I’ve moved 3 times since that first house.  Three different houses in progressively better areas, one of them a state away.  I’m on my 4th dog since the one I had when I lived in that house.  My marriage ended in one of those houses when my ex left me for another woman, professing his lack of love for me and undying love for her.  I’ve held 6 jobs since the one where I became a manager for the first time in my life.  I’ve gained and lost weight, gained and lost friends, aged considerably and wrinkled even more.  It has been 30 years since I decided to buy those Cabela’s boots.  They’ve kept my feet warm and dry every snowy, cold, icy day during each of those 30 winters.  Sometimes I’ve worn them when it wasn’t snowy, but just because my feet were cold.  They still look brand new, other than the fact that the fleece in the bottom is packed down a little from having carried me around over time.

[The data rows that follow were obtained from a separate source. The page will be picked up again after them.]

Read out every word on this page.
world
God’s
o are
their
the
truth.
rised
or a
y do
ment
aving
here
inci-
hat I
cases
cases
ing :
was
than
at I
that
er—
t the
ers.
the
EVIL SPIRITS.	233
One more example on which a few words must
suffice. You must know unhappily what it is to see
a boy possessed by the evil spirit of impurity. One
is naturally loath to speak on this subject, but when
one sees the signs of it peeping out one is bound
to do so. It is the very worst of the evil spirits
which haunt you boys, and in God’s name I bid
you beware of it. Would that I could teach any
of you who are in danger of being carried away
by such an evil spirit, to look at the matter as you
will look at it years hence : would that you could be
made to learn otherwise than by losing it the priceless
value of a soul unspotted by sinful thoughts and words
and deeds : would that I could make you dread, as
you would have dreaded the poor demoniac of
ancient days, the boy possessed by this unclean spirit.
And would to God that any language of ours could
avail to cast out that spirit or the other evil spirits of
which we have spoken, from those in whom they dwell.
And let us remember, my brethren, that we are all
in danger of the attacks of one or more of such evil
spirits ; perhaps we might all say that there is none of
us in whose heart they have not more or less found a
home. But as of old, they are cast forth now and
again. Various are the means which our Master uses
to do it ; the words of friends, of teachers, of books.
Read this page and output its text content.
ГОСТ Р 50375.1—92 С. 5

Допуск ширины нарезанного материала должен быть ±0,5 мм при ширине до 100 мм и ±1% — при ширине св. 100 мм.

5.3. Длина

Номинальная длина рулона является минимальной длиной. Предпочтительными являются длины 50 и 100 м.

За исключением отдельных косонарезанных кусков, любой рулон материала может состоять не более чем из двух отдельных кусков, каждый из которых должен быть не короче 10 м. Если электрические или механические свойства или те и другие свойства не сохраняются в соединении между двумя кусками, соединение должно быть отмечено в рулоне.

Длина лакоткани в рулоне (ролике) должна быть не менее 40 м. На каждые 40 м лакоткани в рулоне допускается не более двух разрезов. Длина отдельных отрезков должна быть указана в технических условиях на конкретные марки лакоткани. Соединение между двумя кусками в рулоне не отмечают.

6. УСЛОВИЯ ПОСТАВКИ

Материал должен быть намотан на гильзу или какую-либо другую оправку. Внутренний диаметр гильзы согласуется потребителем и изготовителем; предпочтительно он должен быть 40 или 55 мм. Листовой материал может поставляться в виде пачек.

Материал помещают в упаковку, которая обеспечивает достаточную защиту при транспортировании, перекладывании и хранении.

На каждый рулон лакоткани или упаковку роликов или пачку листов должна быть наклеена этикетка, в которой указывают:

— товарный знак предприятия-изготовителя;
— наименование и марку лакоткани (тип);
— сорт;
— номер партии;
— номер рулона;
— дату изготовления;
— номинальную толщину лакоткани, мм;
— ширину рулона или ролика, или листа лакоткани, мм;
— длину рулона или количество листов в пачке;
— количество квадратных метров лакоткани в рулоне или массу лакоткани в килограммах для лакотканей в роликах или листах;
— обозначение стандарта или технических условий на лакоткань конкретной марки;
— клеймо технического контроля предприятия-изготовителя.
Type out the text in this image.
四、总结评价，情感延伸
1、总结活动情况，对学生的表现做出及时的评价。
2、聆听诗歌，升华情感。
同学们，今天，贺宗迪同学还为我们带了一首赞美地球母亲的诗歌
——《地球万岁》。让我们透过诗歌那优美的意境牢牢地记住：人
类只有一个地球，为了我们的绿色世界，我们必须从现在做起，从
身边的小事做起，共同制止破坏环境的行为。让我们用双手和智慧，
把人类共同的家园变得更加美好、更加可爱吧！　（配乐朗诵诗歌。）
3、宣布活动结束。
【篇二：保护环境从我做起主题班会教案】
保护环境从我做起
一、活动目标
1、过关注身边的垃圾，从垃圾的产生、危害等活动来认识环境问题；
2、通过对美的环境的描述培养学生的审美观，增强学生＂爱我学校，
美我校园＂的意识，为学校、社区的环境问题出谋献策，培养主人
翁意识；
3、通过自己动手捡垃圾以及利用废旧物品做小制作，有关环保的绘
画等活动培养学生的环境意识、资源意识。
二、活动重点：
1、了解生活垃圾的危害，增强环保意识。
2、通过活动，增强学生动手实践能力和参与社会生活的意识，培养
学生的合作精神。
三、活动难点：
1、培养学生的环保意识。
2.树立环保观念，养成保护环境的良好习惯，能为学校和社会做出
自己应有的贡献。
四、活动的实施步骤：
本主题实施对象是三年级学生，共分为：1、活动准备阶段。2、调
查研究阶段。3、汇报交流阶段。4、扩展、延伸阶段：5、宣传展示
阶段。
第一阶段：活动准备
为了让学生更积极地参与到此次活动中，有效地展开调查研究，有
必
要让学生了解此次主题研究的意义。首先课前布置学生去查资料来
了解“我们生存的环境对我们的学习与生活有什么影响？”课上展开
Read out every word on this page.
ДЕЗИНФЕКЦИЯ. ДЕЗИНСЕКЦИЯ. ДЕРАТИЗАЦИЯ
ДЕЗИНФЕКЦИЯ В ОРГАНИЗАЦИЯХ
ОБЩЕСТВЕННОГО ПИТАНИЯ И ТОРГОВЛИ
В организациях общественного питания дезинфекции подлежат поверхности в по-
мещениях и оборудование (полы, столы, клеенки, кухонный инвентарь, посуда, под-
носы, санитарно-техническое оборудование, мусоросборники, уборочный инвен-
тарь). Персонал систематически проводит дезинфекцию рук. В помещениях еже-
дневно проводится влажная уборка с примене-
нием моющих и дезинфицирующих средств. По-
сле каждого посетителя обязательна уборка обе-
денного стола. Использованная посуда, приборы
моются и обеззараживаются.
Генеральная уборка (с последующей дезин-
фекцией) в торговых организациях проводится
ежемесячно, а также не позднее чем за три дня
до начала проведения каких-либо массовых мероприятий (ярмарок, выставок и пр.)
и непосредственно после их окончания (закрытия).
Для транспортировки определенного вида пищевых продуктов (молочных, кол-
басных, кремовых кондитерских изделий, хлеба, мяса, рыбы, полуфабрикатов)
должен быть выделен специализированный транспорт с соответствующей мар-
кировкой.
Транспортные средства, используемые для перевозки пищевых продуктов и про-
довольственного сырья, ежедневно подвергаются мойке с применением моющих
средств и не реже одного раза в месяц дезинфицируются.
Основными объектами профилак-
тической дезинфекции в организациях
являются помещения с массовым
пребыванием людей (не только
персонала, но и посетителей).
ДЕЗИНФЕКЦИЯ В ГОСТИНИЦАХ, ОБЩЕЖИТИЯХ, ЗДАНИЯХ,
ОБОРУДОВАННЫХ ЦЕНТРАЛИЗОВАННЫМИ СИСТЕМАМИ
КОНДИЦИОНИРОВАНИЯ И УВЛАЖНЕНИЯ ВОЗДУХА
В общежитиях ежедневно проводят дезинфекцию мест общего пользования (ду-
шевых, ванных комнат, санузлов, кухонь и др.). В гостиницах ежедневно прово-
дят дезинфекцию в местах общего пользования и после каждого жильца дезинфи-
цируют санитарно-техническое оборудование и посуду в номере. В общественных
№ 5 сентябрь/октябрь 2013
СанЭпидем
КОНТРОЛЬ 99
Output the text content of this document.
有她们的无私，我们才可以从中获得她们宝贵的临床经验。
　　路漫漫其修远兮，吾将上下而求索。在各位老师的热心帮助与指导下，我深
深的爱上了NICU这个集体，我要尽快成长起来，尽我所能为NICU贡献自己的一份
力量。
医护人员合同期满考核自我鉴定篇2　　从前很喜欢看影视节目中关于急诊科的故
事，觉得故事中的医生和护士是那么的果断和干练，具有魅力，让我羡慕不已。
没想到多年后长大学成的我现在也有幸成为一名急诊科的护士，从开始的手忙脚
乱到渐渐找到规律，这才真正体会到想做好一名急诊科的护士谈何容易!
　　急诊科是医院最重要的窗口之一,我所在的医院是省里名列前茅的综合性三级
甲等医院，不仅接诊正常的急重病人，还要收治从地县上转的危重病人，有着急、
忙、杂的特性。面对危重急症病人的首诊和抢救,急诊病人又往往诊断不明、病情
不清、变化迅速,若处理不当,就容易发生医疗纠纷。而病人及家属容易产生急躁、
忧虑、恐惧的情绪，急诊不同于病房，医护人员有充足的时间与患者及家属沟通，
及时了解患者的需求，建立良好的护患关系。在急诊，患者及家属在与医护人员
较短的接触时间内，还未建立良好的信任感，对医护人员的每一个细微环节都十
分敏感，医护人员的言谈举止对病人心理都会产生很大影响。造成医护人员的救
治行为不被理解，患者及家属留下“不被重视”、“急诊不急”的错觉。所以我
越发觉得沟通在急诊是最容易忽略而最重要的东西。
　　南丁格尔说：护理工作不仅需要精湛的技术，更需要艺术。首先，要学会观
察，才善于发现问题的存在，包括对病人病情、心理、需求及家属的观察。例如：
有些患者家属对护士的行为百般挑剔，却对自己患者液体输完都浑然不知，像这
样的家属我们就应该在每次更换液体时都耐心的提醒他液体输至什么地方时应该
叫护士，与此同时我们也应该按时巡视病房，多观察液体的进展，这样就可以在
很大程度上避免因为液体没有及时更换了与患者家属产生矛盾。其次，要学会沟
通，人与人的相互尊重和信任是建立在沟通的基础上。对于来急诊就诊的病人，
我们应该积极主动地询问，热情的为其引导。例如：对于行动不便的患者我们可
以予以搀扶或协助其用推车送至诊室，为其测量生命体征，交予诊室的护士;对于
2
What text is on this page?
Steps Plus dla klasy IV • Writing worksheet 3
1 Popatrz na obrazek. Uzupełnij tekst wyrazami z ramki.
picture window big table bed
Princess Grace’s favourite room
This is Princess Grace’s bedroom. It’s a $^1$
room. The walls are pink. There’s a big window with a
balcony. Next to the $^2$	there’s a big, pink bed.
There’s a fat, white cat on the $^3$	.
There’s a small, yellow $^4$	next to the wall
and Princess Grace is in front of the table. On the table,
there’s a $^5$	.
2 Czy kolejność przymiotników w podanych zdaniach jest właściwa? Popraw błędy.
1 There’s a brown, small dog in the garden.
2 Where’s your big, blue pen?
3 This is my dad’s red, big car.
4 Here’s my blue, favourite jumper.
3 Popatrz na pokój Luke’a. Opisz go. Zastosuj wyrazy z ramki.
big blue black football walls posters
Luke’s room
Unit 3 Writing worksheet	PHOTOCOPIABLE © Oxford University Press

Yes, those boots have outlasted jobs, houses, dogs, friends, positions, dreams, and even my husband.  They are still there for me, faithfully keeping me warm, dry and upright when the weather is nasty.  I suppose only God has been with me longer, but because He seems so distant, it’s hard to remember He’s also still with me.  Though He has probably carried me more than they have, sadly, the boots seem more tangible.

boots-1-2017-fb1I put them on a few days ago because it was cold and rainy out and I was surprised to feel some dampness on one of my socks when I came back inside and took them off.  It made me sad.  Even though they look fairly new, they have, after all, aged just as many years as I have.  They’ve been there for me in the worst of times.  They’ve stood with me during the worst storms.

I can’t blame them for this tiny failure, in light of their long and faithful service.  And I will surely hang on to them for a few more years until they no longer offer me any protection from the bad weather of life.  In fact, I will likely keep them even after I can’t wear them simply because they have been there for me when everything else in life fell out from under me and left me broken and alone.  When I retire them, they will have earned some honor.

After 30 years, they are the only thing I still have that I had then.  This fact makes me both happy and profoundly sad.  Piece by piece, I have been dismantled and now, only the boots remain.  They are all that is left of the person I was those many years ago.  A little leaky, but still standing by, ready to protect and serve.  When I put them on, I am touching my past.  A past that was fitted with hope, belief in a wondrous future, a place of new beginnings and potential.  None of which survived.  Even my body has not fared as well as this simple pair of boots.

So much is wrapped up in those boots.  They represent a completely different universe, one where I once lived, and they carried a very different person within them.  Now, when I say goodbye to them, I will be saying goodbye to all that they symbolize and all that has been left behind.  We’ve made tracks, me and those boots.  Boots that cramp my toes even as they warm me.  We’ve come far together to have never gotten anywhere at all.  To have left so much behind.  To be all that is left to each other.